By then the pattern was predictable: Johnson misbehaved and Lady Bird retreated behind her wall. Everyone else followed her lead. This was also part of her power as his wife. If she ignored his misdeed, everyone else was expected to do the same. Her silence had the effect of magic; it made LBJ’s indiscretions seem to disappear.

Once when Lady Bird was first lady, Helen Gahagan Douglas, the former congresswoman and onetime mistress of LBJ’s, hosted a gathering of liberal Democratic women in New York. It was a hostile crowd. Most of the women didn’t like Lady Bird simply because of the Southern way she spoke and carried herself—and because she was not Jackie Kennedy.

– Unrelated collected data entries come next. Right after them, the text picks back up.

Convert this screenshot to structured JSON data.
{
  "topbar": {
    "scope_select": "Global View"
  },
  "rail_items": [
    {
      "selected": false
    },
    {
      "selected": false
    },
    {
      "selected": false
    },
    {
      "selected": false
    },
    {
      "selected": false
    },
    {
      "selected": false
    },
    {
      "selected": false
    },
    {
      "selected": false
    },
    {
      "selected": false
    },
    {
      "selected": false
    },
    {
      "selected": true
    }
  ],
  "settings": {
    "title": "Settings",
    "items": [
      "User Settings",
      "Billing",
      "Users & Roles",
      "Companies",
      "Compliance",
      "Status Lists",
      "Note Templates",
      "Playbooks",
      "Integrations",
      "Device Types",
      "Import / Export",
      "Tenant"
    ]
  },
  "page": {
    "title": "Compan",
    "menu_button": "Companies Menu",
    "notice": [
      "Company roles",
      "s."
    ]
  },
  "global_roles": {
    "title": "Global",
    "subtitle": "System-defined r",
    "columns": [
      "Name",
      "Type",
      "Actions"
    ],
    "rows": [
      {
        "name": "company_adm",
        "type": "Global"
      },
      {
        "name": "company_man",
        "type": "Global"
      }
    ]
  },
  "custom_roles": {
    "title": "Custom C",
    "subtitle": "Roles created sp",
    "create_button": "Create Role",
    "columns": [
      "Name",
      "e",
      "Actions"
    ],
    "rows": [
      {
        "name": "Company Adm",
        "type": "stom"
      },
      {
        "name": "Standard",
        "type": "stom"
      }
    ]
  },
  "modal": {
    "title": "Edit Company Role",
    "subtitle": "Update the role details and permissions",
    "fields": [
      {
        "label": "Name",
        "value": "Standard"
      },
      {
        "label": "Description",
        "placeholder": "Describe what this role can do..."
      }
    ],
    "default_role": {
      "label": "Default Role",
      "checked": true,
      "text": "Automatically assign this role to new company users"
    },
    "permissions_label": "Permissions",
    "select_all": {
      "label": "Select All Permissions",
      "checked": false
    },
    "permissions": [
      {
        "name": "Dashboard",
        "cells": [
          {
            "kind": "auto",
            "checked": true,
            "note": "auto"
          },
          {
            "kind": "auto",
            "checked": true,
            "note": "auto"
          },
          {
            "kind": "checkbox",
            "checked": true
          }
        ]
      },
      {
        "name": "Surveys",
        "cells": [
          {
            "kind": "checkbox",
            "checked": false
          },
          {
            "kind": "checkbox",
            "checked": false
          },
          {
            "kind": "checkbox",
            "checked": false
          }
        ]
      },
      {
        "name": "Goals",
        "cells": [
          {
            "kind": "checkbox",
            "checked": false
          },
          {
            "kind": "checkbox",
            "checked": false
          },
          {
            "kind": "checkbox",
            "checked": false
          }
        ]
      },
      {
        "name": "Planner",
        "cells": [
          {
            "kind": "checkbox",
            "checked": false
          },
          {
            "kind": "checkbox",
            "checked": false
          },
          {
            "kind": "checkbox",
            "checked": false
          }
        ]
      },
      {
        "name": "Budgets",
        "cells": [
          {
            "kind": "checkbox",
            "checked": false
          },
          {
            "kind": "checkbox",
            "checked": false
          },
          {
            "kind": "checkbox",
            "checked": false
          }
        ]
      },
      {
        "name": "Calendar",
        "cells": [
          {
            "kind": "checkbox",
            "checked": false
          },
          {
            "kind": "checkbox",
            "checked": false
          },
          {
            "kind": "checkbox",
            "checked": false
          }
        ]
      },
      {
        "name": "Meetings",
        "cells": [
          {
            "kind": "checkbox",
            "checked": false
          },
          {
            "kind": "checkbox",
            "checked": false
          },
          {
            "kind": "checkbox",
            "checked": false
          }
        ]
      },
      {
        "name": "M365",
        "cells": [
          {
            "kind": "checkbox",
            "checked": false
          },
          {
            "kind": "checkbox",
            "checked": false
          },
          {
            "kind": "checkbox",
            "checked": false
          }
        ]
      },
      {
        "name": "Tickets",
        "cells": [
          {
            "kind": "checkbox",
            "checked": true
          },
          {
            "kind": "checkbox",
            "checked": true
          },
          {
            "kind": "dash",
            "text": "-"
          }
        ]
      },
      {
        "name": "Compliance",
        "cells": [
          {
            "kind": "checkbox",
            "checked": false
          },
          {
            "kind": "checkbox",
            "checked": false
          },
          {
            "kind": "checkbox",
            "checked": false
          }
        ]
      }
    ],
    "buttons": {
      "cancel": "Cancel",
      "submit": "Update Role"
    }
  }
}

“I would say that more than half of them were prejudiced against her before she rose to speak,” Douglas said in an oral history. One of the women at Douglas’ table voiced the prevailing sentiment. “I just can’t bear now to hear that Southern accent,” the woman told Douglas. Douglas asked the women to ignore Lady Bird’s accent and listen to what she had to say.

The speech was a strong, intelligent defense of her husband’s civil rights policies. “Those at my table were captivated,” said Douglas. “I knew we could rely on Bird’s decency and common sense.” This decency that Douglas and others relied upon cut two ways. Decency and common sense were Lady Bird’s tickets to power, as well as her private trap.